The carts are smaller than originally proposed last fall. Republic Waste put a planned citywide rollout of a 95-gallon recycling cart program on hold after residents complained about the size of the carts and the corresponding increased fees whether they recycle or not.
Last October, water-utility bills increased 25 cents to help cover rising operating expenses for Republic, which collects Arlington's garbage and recycling. But the city did not implement a proposed 84-cent monthly fee increase for recycling since the project was put on hold.
Households participating in the pilot project, which is set to end March 31, will not pay additional fees, Melton said.
Some residents have told council members they support switching to the carts. But other residents, such as Carol Huckaby Daley, still worry about where they will store the larger carts and oppose paying additional fees that would come with a citywide rollout. Daley said her family uses two bins now, but is concerned about hauling a larger cart up and down her home's steep driveway.
"I don't like being charged to have the cart. They are big and they are cumbersome and they do take up a lot of space," said Daley, whose parents use the recycling carts in Fort Worth. "The idea of another tax is not something we appreciate."
Selected households will receive a letter explaining the pilot project as well as what materials are acceptable for recycling, Melton said.
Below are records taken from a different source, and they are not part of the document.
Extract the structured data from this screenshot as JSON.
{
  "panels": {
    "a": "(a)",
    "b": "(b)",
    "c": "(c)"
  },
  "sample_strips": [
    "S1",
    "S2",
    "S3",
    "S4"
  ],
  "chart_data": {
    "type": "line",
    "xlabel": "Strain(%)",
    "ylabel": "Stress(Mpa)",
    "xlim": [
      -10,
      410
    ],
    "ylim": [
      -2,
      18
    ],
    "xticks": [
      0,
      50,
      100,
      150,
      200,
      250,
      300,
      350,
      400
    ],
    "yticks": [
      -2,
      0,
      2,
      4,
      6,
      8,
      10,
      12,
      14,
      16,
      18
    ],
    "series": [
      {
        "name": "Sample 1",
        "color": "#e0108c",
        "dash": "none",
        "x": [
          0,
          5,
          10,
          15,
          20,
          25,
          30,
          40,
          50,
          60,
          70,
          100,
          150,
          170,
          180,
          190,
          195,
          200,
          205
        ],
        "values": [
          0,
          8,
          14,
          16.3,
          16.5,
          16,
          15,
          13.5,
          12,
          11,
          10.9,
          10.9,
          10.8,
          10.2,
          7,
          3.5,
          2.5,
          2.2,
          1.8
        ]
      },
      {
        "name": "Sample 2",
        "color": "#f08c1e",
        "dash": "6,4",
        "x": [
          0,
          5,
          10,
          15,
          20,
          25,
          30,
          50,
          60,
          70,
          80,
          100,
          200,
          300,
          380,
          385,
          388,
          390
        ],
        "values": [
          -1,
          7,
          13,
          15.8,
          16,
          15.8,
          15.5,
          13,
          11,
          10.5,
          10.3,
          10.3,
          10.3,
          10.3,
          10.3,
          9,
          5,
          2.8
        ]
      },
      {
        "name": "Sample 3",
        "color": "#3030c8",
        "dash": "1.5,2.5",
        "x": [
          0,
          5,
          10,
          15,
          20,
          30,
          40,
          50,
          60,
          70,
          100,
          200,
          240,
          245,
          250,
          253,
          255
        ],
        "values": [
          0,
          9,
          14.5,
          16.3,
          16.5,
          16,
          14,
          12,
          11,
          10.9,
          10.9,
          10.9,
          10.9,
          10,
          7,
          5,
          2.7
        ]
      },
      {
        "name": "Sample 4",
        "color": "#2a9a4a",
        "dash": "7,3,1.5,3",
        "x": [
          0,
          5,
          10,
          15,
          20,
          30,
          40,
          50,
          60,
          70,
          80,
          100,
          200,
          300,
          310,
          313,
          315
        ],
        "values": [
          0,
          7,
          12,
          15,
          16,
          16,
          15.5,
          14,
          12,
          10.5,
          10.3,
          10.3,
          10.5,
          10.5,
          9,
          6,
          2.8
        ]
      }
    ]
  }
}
Republic Waste has been monitoring the use of recycling bins in the pilot project areas to compare recycling rates once the carts are distributed, according to a city staff report. Participants will also be asked to complete a survey at the end of the project.
The carts are part of Republic's proposed $10.8 million investment in an automated collection system that would include the construction of a compressed natural gas fueling station and an upgrade to new collection trucks that run on the cleaner-burning fuel.